0円で生きる: 小さくても豊かな経済の作り方

0円で生きる: 小さくても豊かな経済の作り方

 

 

 メルカリで売られている本書を見て、興味がわき読んでみた。

 

 ここ数年にわたって、モノを所有する文化から、共有する文化へと舵が切られている。

 車もそうだし、家もそう。ウーバーやAirbnbなどをはじめとするサービスを使えば、手軽に車や家を安い値段で共有できる。

 

 本書は、お金への依存度を下げるために、0円で利用できるさまざまなサービスが紹介されている。

 

 0円でモノをあげたりもらったりすることができるサイトで有名なのは「ジモティー」だ。ジモティーはモノだけでなく、サービスのやりとりもできる。

 

 本のなかで不要品見本市の情報も載っていた。路上で数人の人がシートの上に不要品を並べて、欲しい人はそれらをタダで持っていっていい。面白いのは、この空間が一つのコミュニティとして機能していることだと筆者は言う。

 東京にある「くるくるひろば」という店は興味深いなぁと思った。ここにはいろいろな人の不要品が置かれていて、いらないものを持ってくるのも、あるいは持ち帰っても自由だ。店番は20人くらいのボランティアがて交代制で務めているという。

 

 あと、「拾う」という章でのごみ問題も興味深かった。

 なんとなく知っていたけど、スーパーやレストランから出る食品廃棄問題は相当深刻だと感じた。
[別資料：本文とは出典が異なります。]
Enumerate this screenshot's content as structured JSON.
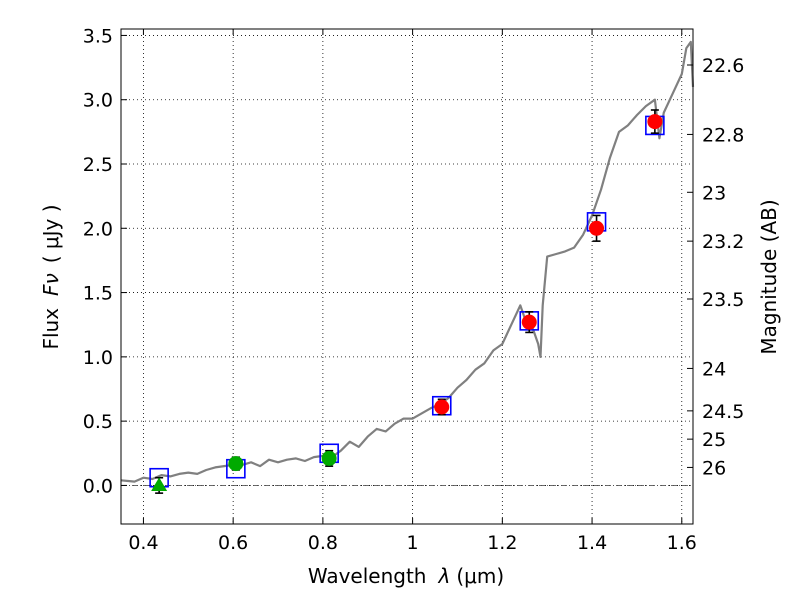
{
  "chart_data": {
    "type": "scatter",
    "title": "",
    "xlabel_text": "Wavelength",
    "xlabel_symbol": "λ",
    "xlabel_unit": "(μm)",
    "ylabel_text": "Flux",
    "ylabel_symbol": "Fν",
    "ylabel_unit": "( μJy )",
    "y2label": "Magnitude (AB)",
    "xlim": [
      0.35,
      1.625
    ],
    "ylim": [
      -0.3,
      3.55
    ],
    "grid": true,
    "x_ticks": [
      {
        "value": 0.4,
        "label": "0.4"
      },
      {
        "value": 0.6,
        "label": "0.6"
      },
      {
        "value": 0.8,
        "label": "0.8"
      },
      {
        "value": 1.0,
        "label": "1"
      },
      {
        "value": 1.2,
        "label": "1.2"
      },
      {
        "value": 1.4,
        "label": "1.4"
      },
      {
        "value": 1.6,
        "label": "1.6"
      }
    ],
    "y_ticks": [
      {
        "value": 0.0,
        "label": "0.0"
      },
      {
        "value": 0.5,
        "label": "0.5"
      },
      {
        "value": 1.0,
        "label": "1.0"
      },
      {
        "value": 1.5,
        "label": "1.5"
      },
      {
        "value": 2.0,
        "label": "2.0"
      },
      {
        "value": 2.5,
        "label": "2.5"
      },
      {
        "value": 3.0,
        "label": "3.0"
      },
      {
        "value": 3.5,
        "label": "3.5"
      }
    ],
    "y2_ticks": [
      {
        "flux": 3.27,
        "label": "22.6"
      },
      {
        "flux": 2.73,
        "label": "22.8"
      },
      {
        "flux": 2.28,
        "label": "23"
      },
      {
        "flux": 1.9,
        "label": "23.2"
      },
      {
        "flux": 1.45,
        "label": "23.5"
      },
      {
        "flux": 0.91,
        "label": "24"
      },
      {
        "flux": 0.58,
        "label": "24.5"
      },
      {
        "flux": 0.36,
        "label": "25"
      },
      {
        "flux": 0.14,
        "label": "26"
      }
    ],
    "series": [
      {
        "kind": "model-spectrum",
        "color": "#808080",
        "x": [
          0.35,
          0.38,
          0.4,
          0.42,
          0.44,
          0.46,
          0.48,
          0.5,
          0.52,
          0.54,
          0.56,
          0.58,
          0.6,
          0.62,
          0.64,
          0.66,
          0.68,
          0.7,
          0.72,
          0.74,
          0.76,
          0.78,
          0.8,
          0.82,
          0.84,
          0.86,
          0.88,
          0.9,
          0.92,
          0.94,
          0.96,
          0.98,
          1.0,
          1.02,
          1.04,
          1.06,
          1.08,
          1.1,
          1.12,
          1.14,
          1.16,
          1.18,
          1.2,
          1.22,
          1.24,
          1.25,
          1.26,
          1.27,
          1.28,
          1.285,
          1.29,
          1.3,
          1.32,
          1.34,
          1.36,
          1.38,
          1.4,
          1.42,
          1.44,
          1.46,
          1.48,
          1.5,
          1.52,
          1.54,
          1.55,
          1.56,
          1.58,
          1.6,
          1.61,
          1.62,
          1.625
        ],
        "y": [
          0.04,
          0.03,
          0.06,
          0.05,
          0.08,
          0.07,
          0.09,
          0.1,
          0.09,
          0.12,
          0.14,
          0.15,
          0.16,
          0.16,
          0.18,
          0.15,
          0.2,
          0.18,
          0.2,
          0.21,
          0.19,
          0.22,
          0.23,
          0.22,
          0.27,
          0.34,
          0.3,
          0.38,
          0.44,
          0.42,
          0.48,
          0.52,
          0.52,
          0.56,
          0.6,
          0.63,
          0.68,
          0.76,
          0.82,
          0.9,
          0.95,
          1.05,
          1.1,
          1.25,
          1.4,
          1.3,
          1.28,
          1.2,
          1.1,
          1.0,
          1.4,
          1.78,
          1.8,
          1.82,
          1.85,
          1.95,
          2.1,
          2.3,
          2.55,
          2.75,
          2.8,
          2.88,
          2.95,
          3.0,
          2.7,
          2.9,
          3.05,
          3.2,
          3.4,
          3.45,
          3.1
        ]
      },
      {
        "kind": "model-photometry",
        "marker": "open-square",
        "color": "#0000ff",
        "x": [
          0.435,
          0.606,
          0.814,
          1.065,
          1.26,
          1.41,
          1.54
        ],
        "y": [
          0.06,
          0.13,
          0.25,
          0.62,
          1.28,
          2.05,
          2.8
        ]
      },
      {
        "kind": "observed-optical",
        "marker": "filled-circle",
        "color": "#00aa00",
        "x": [
          0.606,
          0.814
        ],
        "y": [
          0.17,
          0.21
        ],
        "err": [
          0.05,
          0.06
        ]
      },
      {
        "kind": "observed-optical-upper-limit",
        "marker": "filled-triangle",
        "color": "#00aa00",
        "x": [
          0.435
        ],
        "y": [
          0.0
        ],
        "err": [
          0.06
        ]
      },
      {
        "kind": "observed-ir",
        "marker": "filled-circle",
        "color": "#ff0000",
        "x": [
          1.065,
          1.26,
          1.41,
          1.54
        ],
        "y": [
          0.61,
          1.27,
          2.0,
          2.83
        ],
        "err": [
          0.06,
          0.08,
          0.1,
          0.09
        ]
      }
    ]
  }
}
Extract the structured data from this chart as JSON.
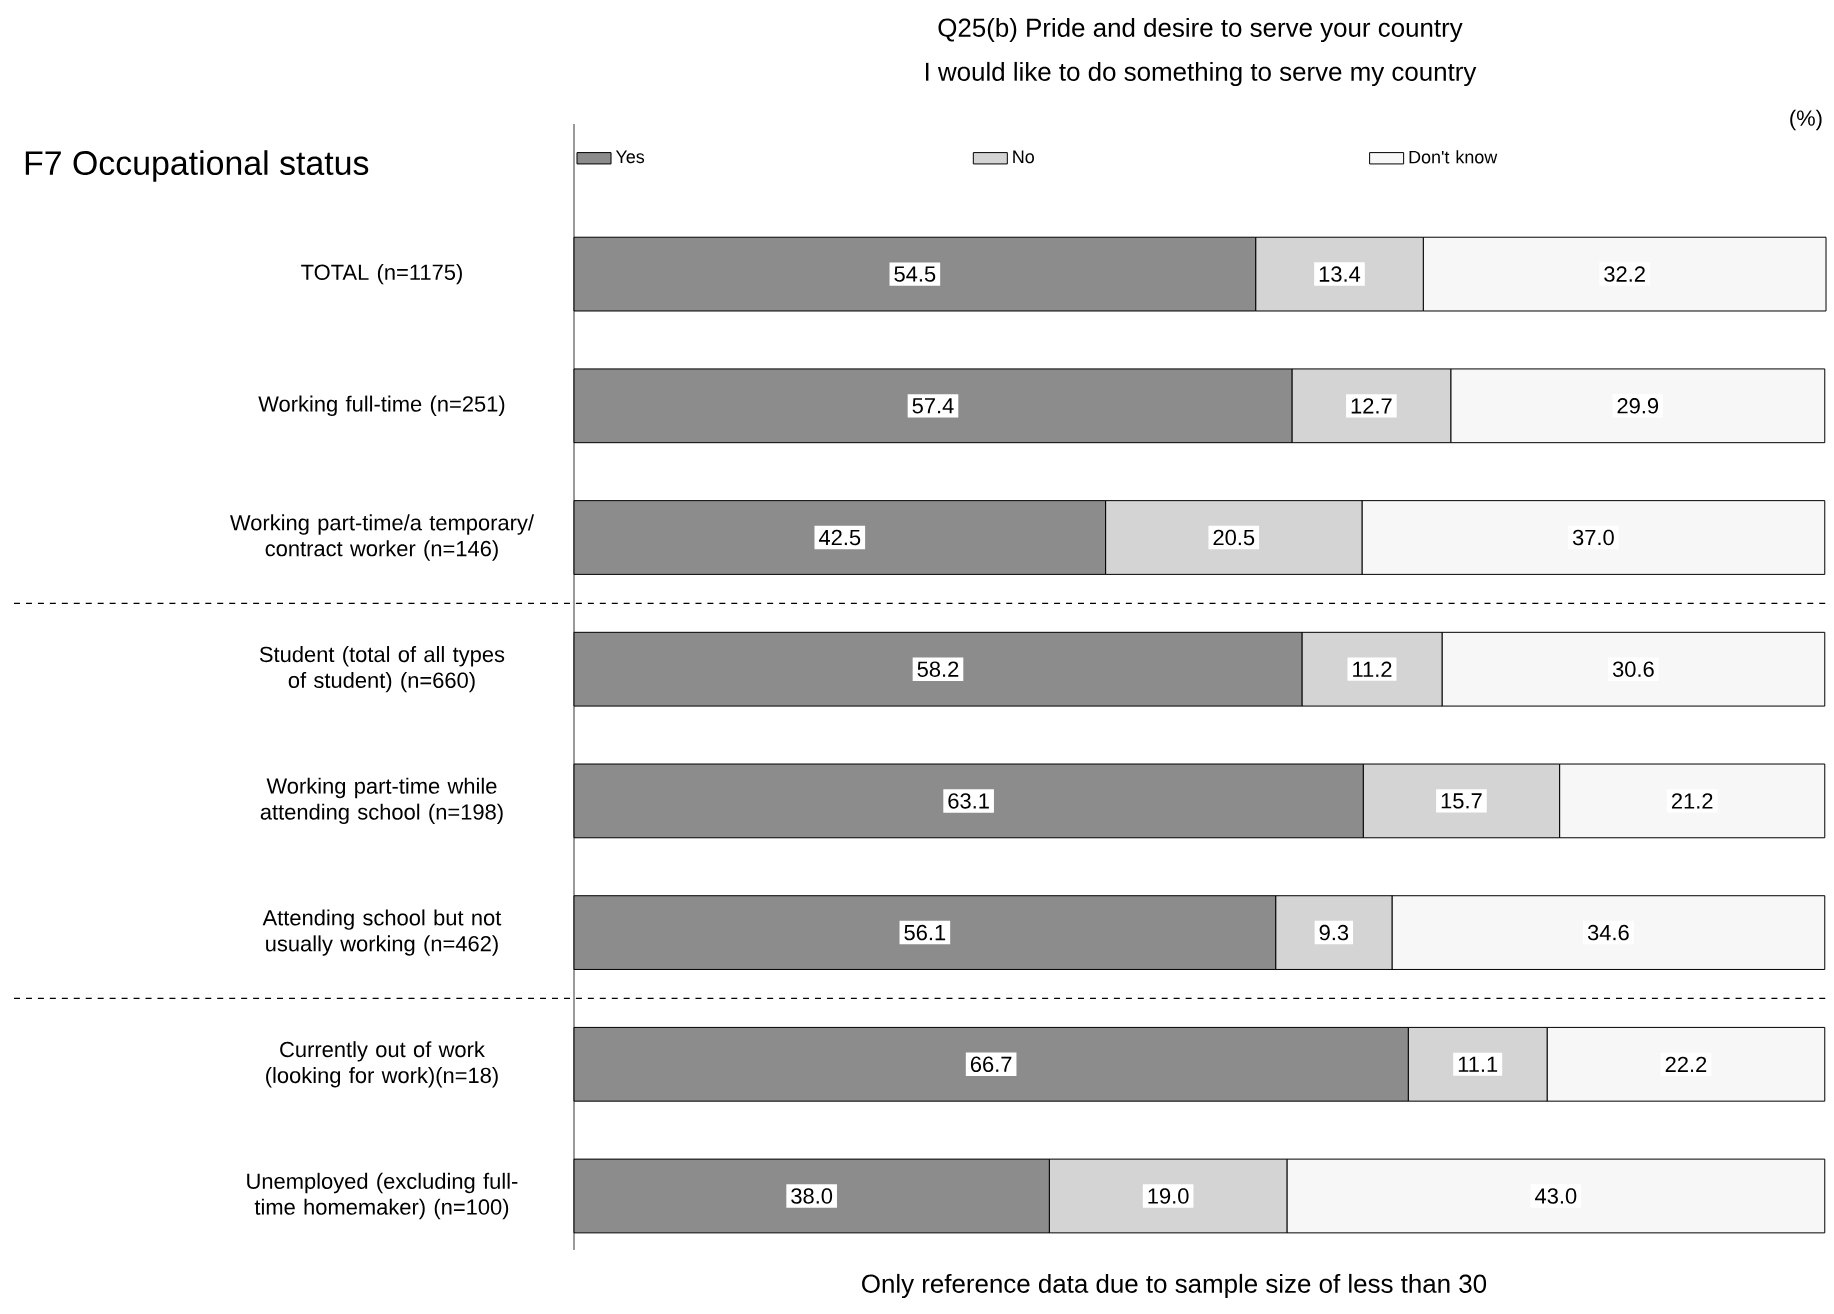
{
  "chart_data": {
    "type": "bar",
    "orientation": "horizontal",
    "stacked": true,
    "title": "Q25(b) Pride and desire to serve your country",
    "subtitle": "I would like to do something to serve my country",
    "ylabel": "F7 Occupational status",
    "annotations": [
      "(%)",
      "Only reference data due to sample size of less than 30"
    ],
    "categories": [
      "TOTAL (n=1175)",
      "Working full-time (n=251)",
      "Working part-time/a temporary/ contract worker (n=146)",
      "Student (total of all types of student) (n=660)",
      "Working part-time while attending school (n=198)",
      "Attending school but not usually working (n=462)",
      "Currently out of work (looking for work)(n=18)",
      "Unemployed (excluding full-time homemaker) (n=100)"
    ],
    "series": [
      {
        "name": "Yes",
        "color": "#8c8c8c",
        "values": [
          54.5,
          57.4,
          42.5,
          58.2,
          63.1,
          56.1,
          66.7,
          38.0
        ],
        "value_labels": [
          "54.5",
          "57.4",
          "42.5",
          "58.2",
          "63.1",
          "56.1",
          "66.7",
          "38.0"
        ]
      },
      {
        "name": "No",
        "color": "#d4d4d4",
        "values": [
          13.4,
          12.7,
          20.5,
          11.2,
          15.7,
          9.3,
          11.1,
          19.0
        ],
        "value_labels": [
          "13.4",
          "12.7",
          "20.5",
          "11.2",
          "15.7",
          "9.3",
          "11.1",
          "19.0"
        ]
      },
      {
        "name": "Don't know",
        "color": "#f7f7f7",
        "values": [
          32.2,
          29.9,
          37.0,
          30.6,
          21.2,
          34.6,
          22.2,
          43.0
        ],
        "value_labels": [
          "32.2",
          "29.9",
          "37.0",
          "30.6",
          "21.2",
          "34.6",
          "22.2",
          "43.0"
        ]
      }
    ],
    "legend": "top",
    "tick_labels": "y"
  }
}
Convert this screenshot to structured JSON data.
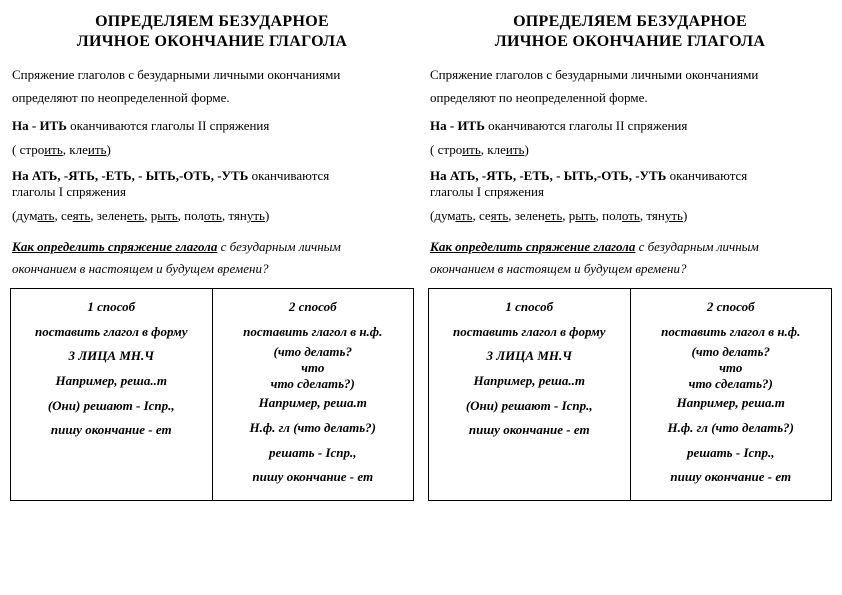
{
  "title_line1": "ОПРЕДЕЛЯЕМ БЕЗУДАРНОЕ",
  "title_line2": "ЛИЧНОЕ ОКОНЧАНИЕ ГЛАГОЛА",
  "intro_l1": "Спряжение глаголов с безударными личными окончаниями",
  "intro_l2": "определяют по неопределенной форме.",
  "rule2_prefix": "На - ИТЬ ",
  "rule2_rest": "оканчиваются глаголы II спряжения",
  "ex2_open": "( стро",
  "ex2_u1": "ить",
  "ex2_mid": ", кле",
  "ex2_u2": "ить",
  "ex2_close": ")",
  "rule1_prefix": "На АТЬ, -ЯТЬ, -ЕТЬ, - ЫТЬ,-ОТЬ, -УТЬ ",
  "rule1_rest": "оканчиваются",
  "rule1_l2": "глаголы I спряжения",
  "ex1_open": "(дум",
  "ex1_u1": "ать",
  "ex1_s1": ", се",
  "ex1_u2": "ять",
  "ex1_s2": ", зелен",
  "ex1_u3": "еть",
  "ex1_s3": ", р",
  "ex1_u4": "ыть",
  "ex1_s4": ", пол",
  "ex1_u5": "оть",
  "ex1_s5": ", тян",
  "ex1_u6": "уть",
  "ex1_close": ")",
  "q_lead": "Как определить спряжение глагола",
  "q_rest1": " с безударным личным",
  "q_rest2": "окончанием в настоящем и будущем времени?",
  "table": {
    "h1": "1 способ",
    "h2": "2 способ",
    "c1_l1": "поставить глагол в форму",
    "c1_l2": "3 ЛИЦА МН.Ч",
    "c1_l3": "Например, реша..т",
    "c1_l4": "(Они) решают - Iспр.,",
    "c1_l5": "пишу окончание - ет",
    "c2_l1": "поставить глагол в н.ф.",
    "c2_l2a": "(что делать?",
    "c2_l2b": "что",
    "c2_l2c": "что сделать?)",
    "c2_l3": "Например, реша.т",
    "c2_l4": "Н.ф. гл (что делать?)",
    "c2_l5": "решать - Iспр.,",
    "c2_l6": "пишу окончание - ет"
  }
}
 都心のゴミについてのレポートでは、お菓子やその原料となる生地や生クリームが毎日大量に捨てられているという。牛丼チェーンでは、50人分の牛丼パックが捨てられていたこともあるという。

 食べ物だけでなく、靴や酒、まだ使えるコピー機などさまざまなものが捨てられているそうだ。非常にもったいない話である。

 普段お金を出して買っているものが、裏では大量にゴミとして捨てられていると思うと、「なんだかなー」と思ってしまう。

 

 野菜を育てることにも言及されていた。

 ネギは、根のほうから10センチほどを切りとり、土に埋めておくだけで葉が生えてくる。うまくいけばこれだけで数年間ネギを買わずにすむ。

 

 ニンニクは房ごとに分けて土に埋めておけばそこから芽が出る。

 

 ミョウガは日陰に植えておけば、手入れ不要で手に入る。

 

他にも、0円で利用できるサービスがいろいろと書かれているが知っていることが多かったので割愛。

 

 

感想

 この前エコリングの社長が出ているテレビ番組を見ていたら、社長がこんなことをしゃべっていた。

 

 「豊かに生きようと思ったら、収入を増やすか、支出を抑えるかのどちらかしかない」

 

 本書は後者のやりかたを教えてくれる。

 僕はお金を稼ぐ能力も意欲も乏しいので、支出を抑える方法を模索している。そういう意味で、本書はためになる情報がけっこう載っていた。

 

 個人的には、もっとたくさんの人が、収入を増やすよりも、支出を抑える生活を目指すべきだと思っている。

 その理由は、

・今後AIの普及やグローバル化で、収入を増やすことが困難になるから

・支出を抑える生活のほうが、環境のためになるから

 

 多くの人がモノやサービスを共有して支出を抑える生活をしたほうが、環境のためになる。それだけ消費されるモノも少なくなるのだから。

 

 シェアする文化がもっともっと拡がっていけばいいなぁ。